Modular Tensor Diagram Approach for the Construction of Spin Eigenfunctions: The Case Study of Exciton Pair States.

Abstract

Mapping out the high-dimensional state space would be valuable for better understanding the multistate quantum systems. Here, we demonstrate that high-dimensional spin state space can be mapped onto a tensor diagram in full dimension or self-similarly onto the reduced base state space. Based on the tensor diagram, a modular approach is proposed to construct spin eigenfunctions taking the basis of the lower-dimensional space as modules.

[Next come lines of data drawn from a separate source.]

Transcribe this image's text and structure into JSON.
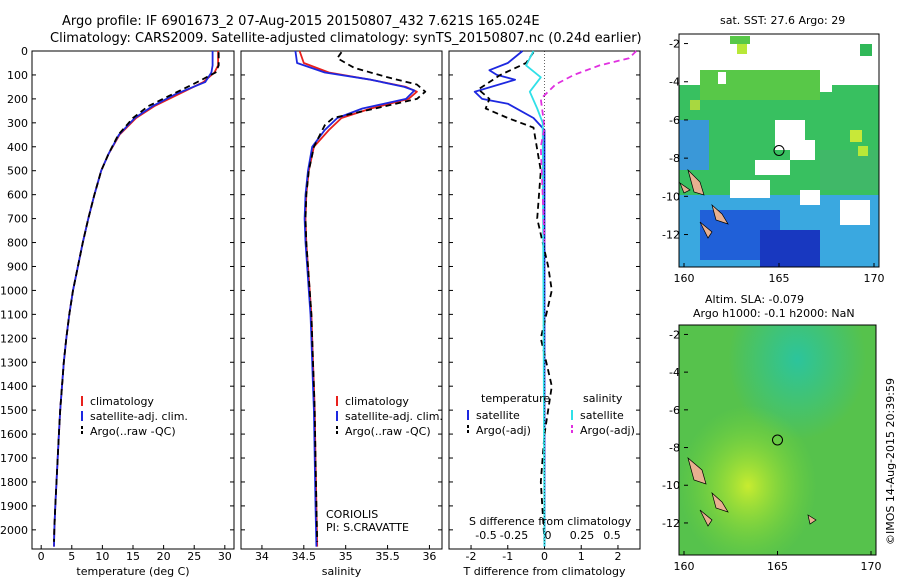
{
  "header": {
    "line1": "Argo profile: IF 6901673_2 07-Aug-2015 20150807_432 7.621S 165.024E",
    "line2": "Climatology: CARS2009. Satellite-adjusted climatology: synTS_20150807.nc (0.24d earlier)"
  },
  "colors": {
    "climatology": "#e8201c",
    "satellite": "#1d28e0",
    "argo": "#000000",
    "sal_satellite": "#30e0e8",
    "sal_argo": "#e030e0"
  },
  "depth_axis": {
    "ylim": [
      0,
      2080
    ],
    "ticks": [
      0,
      100,
      200,
      300,
      400,
      500,
      600,
      700,
      800,
      900,
      1000,
      1100,
      1200,
      1300,
      1400,
      1500,
      1600,
      1700,
      1800,
      1900,
      2000
    ]
  },
  "chart_data": [
    {
      "type": "line",
      "panel": "temperature",
      "xlabel": "temperature (deg C)",
      "xlim": [
        -1.5,
        31.5
      ],
      "xticks": [
        0,
        5,
        10,
        15,
        20,
        25,
        30
      ],
      "legend": [
        "climatology",
        "satellite-adj. clim.",
        "Argo(..raw -QC)"
      ],
      "series": [
        {
          "name": "climatology",
          "key": "climatology",
          "points": [
            [
              28.9,
              0
            ],
            [
              28.9,
              60
            ],
            [
              28.3,
              90
            ],
            [
              26.5,
              130
            ],
            [
              22.5,
              180
            ],
            [
              18.5,
              230
            ],
            [
              15.5,
              280
            ],
            [
              12.8,
              350
            ],
            [
              11,
              430
            ],
            [
              9.8,
              500
            ],
            [
              8.7,
              600
            ],
            [
              7.7,
              700
            ],
            [
              6.8,
              800
            ],
            [
              6,
              900
            ],
            [
              5.2,
              1000
            ],
            [
              4.6,
              1100
            ],
            [
              4.1,
              1200
            ],
            [
              3.7,
              1300
            ],
            [
              3.4,
              1400
            ],
            [
              3.1,
              1500
            ],
            [
              2.9,
              1600
            ],
            [
              2.7,
              1700
            ],
            [
              2.5,
              1800
            ],
            [
              2.3,
              1900
            ],
            [
              2.15,
              2000
            ],
            [
              2.1,
              2070
            ]
          ]
        },
        {
          "name": "satellite-adj. clim.",
          "key": "satellite",
          "points": [
            [
              28.0,
              0
            ],
            [
              28.0,
              60
            ],
            [
              27.8,
              90
            ],
            [
              26.8,
              130
            ],
            [
              22.0,
              180
            ],
            [
              18.2,
              230
            ],
            [
              15.3,
              280
            ],
            [
              12.7,
              350
            ],
            [
              11,
              430
            ],
            [
              9.8,
              500
            ],
            [
              8.7,
              600
            ],
            [
              7.7,
              700
            ],
            [
              6.8,
              800
            ],
            [
              6,
              900
            ],
            [
              5.2,
              1000
            ],
            [
              4.6,
              1100
            ],
            [
              4.1,
              1200
            ],
            [
              3.7,
              1300
            ],
            [
              3.4,
              1400
            ],
            [
              3.1,
              1500
            ],
            [
              2.9,
              1600
            ],
            [
              2.7,
              1700
            ],
            [
              2.5,
              1800
            ],
            [
              2.3,
              1900
            ],
            [
              2.15,
              2000
            ],
            [
              2.1,
              2070
            ]
          ]
        },
        {
          "name": "Argo(..raw -QC)",
          "key": "argo",
          "dashed": true,
          "points": [
            [
              29.0,
              5
            ],
            [
              29.0,
              60
            ],
            [
              28.5,
              90
            ],
            [
              25.5,
              130
            ],
            [
              21.5,
              180
            ],
            [
              17.5,
              230
            ],
            [
              15,
              280
            ],
            [
              12.6,
              350
            ],
            [
              11,
              430
            ],
            [
              9.8,
              500
            ],
            [
              8.7,
              600
            ],
            [
              7.7,
              700
            ],
            [
              6.8,
              800
            ],
            [
              6,
              900
            ],
            [
              5.2,
              1000
            ],
            [
              4.6,
              1100
            ],
            [
              4.1,
              1200
            ],
            [
              3.7,
              1300
            ],
            [
              3.4,
              1400
            ],
            [
              3.1,
              1500
            ],
            [
              2.9,
              1600
            ],
            [
              2.7,
              1700
            ],
            [
              2.5,
              1800
            ],
            [
              2.3,
              1900
            ],
            [
              2.15,
              2000
            ],
            [
              2.1,
              2050
            ]
          ]
        }
      ]
    },
    {
      "type": "line",
      "panel": "salinity",
      "xlabel": "salinity",
      "xlim": [
        33.75,
        36.15
      ],
      "xticks": [
        34,
        34.5,
        35,
        35.5,
        36
      ],
      "legend": [
        "climatology",
        "satellite-adj. clim.",
        "Argo(..raw -QC)"
      ],
      "annotation": [
        "CORIOLIS",
        "PI: S.CRAVATTE"
      ],
      "series": [
        {
          "name": "climatology",
          "key": "climatology",
          "points": [
            [
              34.45,
              0
            ],
            [
              34.5,
              50
            ],
            [
              34.8,
              90
            ],
            [
              35.3,
              120
            ],
            [
              35.72,
              150
            ],
            [
              35.85,
              170
            ],
            [
              35.75,
              200
            ],
            [
              35.3,
              240
            ],
            [
              34.95,
              280
            ],
            [
              34.8,
              330
            ],
            [
              34.62,
              400
            ],
            [
              34.56,
              500
            ],
            [
              34.53,
              600
            ],
            [
              34.52,
              700
            ],
            [
              34.53,
              800
            ],
            [
              34.55,
              900
            ],
            [
              34.57,
              1000
            ],
            [
              34.59,
              1100
            ],
            [
              34.6,
              1200
            ],
            [
              34.61,
              1300
            ],
            [
              34.62,
              1400
            ],
            [
              34.63,
              1500
            ],
            [
              34.64,
              1700
            ],
            [
              34.65,
              1900
            ],
            [
              34.66,
              2070
            ]
          ]
        },
        {
          "name": "satellite-adj. clim.",
          "key": "satellite",
          "points": [
            [
              34.4,
              0
            ],
            [
              34.42,
              50
            ],
            [
              34.75,
              90
            ],
            [
              35.3,
              120
            ],
            [
              35.7,
              150
            ],
            [
              35.82,
              165
            ],
            [
              35.72,
              200
            ],
            [
              35.2,
              240
            ],
            [
              34.9,
              280
            ],
            [
              34.75,
              330
            ],
            [
              34.6,
              400
            ],
            [
              34.55,
              500
            ],
            [
              34.52,
              600
            ],
            [
              34.51,
              700
            ],
            [
              34.52,
              800
            ],
            [
              34.54,
              900
            ],
            [
              34.56,
              1000
            ],
            [
              34.58,
              1100
            ],
            [
              34.59,
              1200
            ],
            [
              34.6,
              1300
            ],
            [
              34.61,
              1400
            ],
            [
              34.62,
              1500
            ],
            [
              34.63,
              1700
            ],
            [
              34.64,
              1900
            ],
            [
              34.65,
              2070
            ]
          ]
        },
        {
          "name": "Argo(..raw -QC)",
          "key": "argo",
          "dashed": true,
          "points": [
            [
              34.95,
              5
            ],
            [
              34.9,
              30
            ],
            [
              35.1,
              70
            ],
            [
              35.5,
              110
            ],
            [
              35.85,
              140
            ],
            [
              35.95,
              170
            ],
            [
              35.85,
              200
            ],
            [
              35.35,
              240
            ],
            [
              34.85,
              280
            ],
            [
              34.75,
              310
            ],
            [
              34.62,
              400
            ],
            [
              34.56,
              500
            ],
            [
              34.53,
              600
            ],
            [
              34.52,
              700
            ],
            [
              34.53,
              800
            ],
            [
              34.55,
              900
            ],
            [
              34.57,
              1000
            ],
            [
              34.59,
              1100
            ],
            [
              34.6,
              1200
            ],
            [
              34.61,
              1300
            ],
            [
              34.62,
              1400
            ],
            [
              34.63,
              1500
            ],
            [
              34.64,
              1700
            ],
            [
              34.65,
              1900
            ],
            [
              34.66,
              2050
            ]
          ]
        }
      ]
    },
    {
      "type": "line",
      "panel": "difference",
      "xlabel": "T difference from climatology",
      "xlabel_top": "S difference from climatology",
      "xlim": [
        -2.6,
        2.6
      ],
      "xticks": [
        -2,
        -1,
        0,
        1,
        2
      ],
      "top_ticks": [
        "-0.5",
        "-0.25",
        "0",
        "0.25",
        "0.5"
      ],
      "legend_temperature": {
        "title": "temperature",
        "items": [
          "satellite",
          "Argo(-adj)"
        ]
      },
      "legend_salinity": {
        "title": "salinity",
        "items": [
          "satellite",
          "Argo(-adj)"
        ]
      },
      "series": [
        {
          "name": "satellite",
          "key": "satellite",
          "group": "temperature",
          "points": [
            [
              -0.6,
              0
            ],
            [
              -1.0,
              50
            ],
            [
              -1.5,
              80
            ],
            [
              -1.3,
              100
            ],
            [
              -0.8,
              120
            ],
            [
              -1.9,
              170
            ],
            [
              -1.7,
              200
            ],
            [
              -1.0,
              220
            ],
            [
              -0.3,
              280
            ],
            [
              0,
              330
            ],
            [
              0,
              2070
            ]
          ]
        },
        {
          "name": "Argo(-adj)",
          "key": "argo",
          "group": "temperature",
          "dashed": true,
          "points": [
            [
              -0.3,
              5
            ],
            [
              -0.5,
              50
            ],
            [
              -1.2,
              100
            ],
            [
              -1.8,
              160
            ],
            [
              -1.5,
              200
            ],
            [
              -1.6,
              240
            ],
            [
              -1.0,
              280
            ],
            [
              -0.3,
              320
            ],
            [
              -0.1,
              500
            ],
            [
              -0.2,
              700
            ],
            [
              0.1,
              900
            ],
            [
              0.2,
              1000
            ],
            [
              -0.1,
              1200
            ],
            [
              0.2,
              1400
            ],
            [
              0,
              1600
            ],
            [
              -0.1,
              1800
            ],
            [
              0,
              2050
            ]
          ]
        },
        {
          "name": "satellite",
          "key": "sal_satellite",
          "group": "salinity",
          "points": [
            [
              -0.3,
              0
            ],
            [
              -0.5,
              60
            ],
            [
              -0.1,
              110
            ],
            [
              -0.4,
              170
            ],
            [
              -0.2,
              240
            ],
            [
              -0.05,
              300
            ],
            [
              0,
              2070
            ]
          ]
        },
        {
          "name": "Argo(-adj)",
          "key": "sal_argo",
          "group": "salinity",
          "dashed": true,
          "points": [
            [
              2.5,
              0
            ],
            [
              2.3,
              30
            ],
            [
              1.5,
              60
            ],
            [
              0.8,
              100
            ],
            [
              0.3,
              140
            ],
            [
              -0.1,
              200
            ],
            [
              -0.05,
              260
            ],
            [
              0,
              320
            ],
            [
              -0.1,
              400
            ],
            [
              -0.05,
              600
            ],
            [
              0,
              800
            ]
          ]
        }
      ]
    },
    {
      "type": "heatmap",
      "panel": "sst-map",
      "title": "sat. SST: 27.6 Argo: 29",
      "xticks": [
        "160",
        "165",
        "170"
      ],
      "yticks": [
        "-2",
        "-4",
        "-6",
        "-8",
        "-10",
        "-12"
      ],
      "marker": {
        "lon": 165.0,
        "lat": -7.6
      }
    },
    {
      "type": "heatmap",
      "panel": "sla-map",
      "title_lines": [
        "Altim. SLA: -0.079",
        "Argo h1000: -0.1 h2000: NaN"
      ],
      "xticks": [
        "160",
        "165",
        "170"
      ],
      "yticks": [
        "-2",
        "-4",
        "-6",
        "-8",
        "-10",
        "-12"
      ],
      "marker": {
        "lon": 165.0,
        "lat": -7.6
      }
    }
  ],
  "footer": {
    "credit": "©IMOS 14-Aug-2015 20:39:59"
  }
}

The implementation of the approach on exciton pair states results in 16 spin eigenstates including 2 singlet states, 3 triplet states, and 1 quintet state with proper symmetry, in contrast to the ones generated using the conventional branching diagram method. The corresponding state energies obtained show the order of spin eigenstates reverses with respect to spin multiplicity. Interestingly, the state space can be decomposed into three subspaces corresponding to the singlet-singlet pair, singlet-triplet pair, and triplet-triplet pair, resulting in a modular structure that is invariant as intermolecular interactions diminish. The proposed approach offers a new perspective on the state space structure of multiple spin states, featuring a hierarchical symmetry, which could be extended to general high-dimensional quantum multistate systems.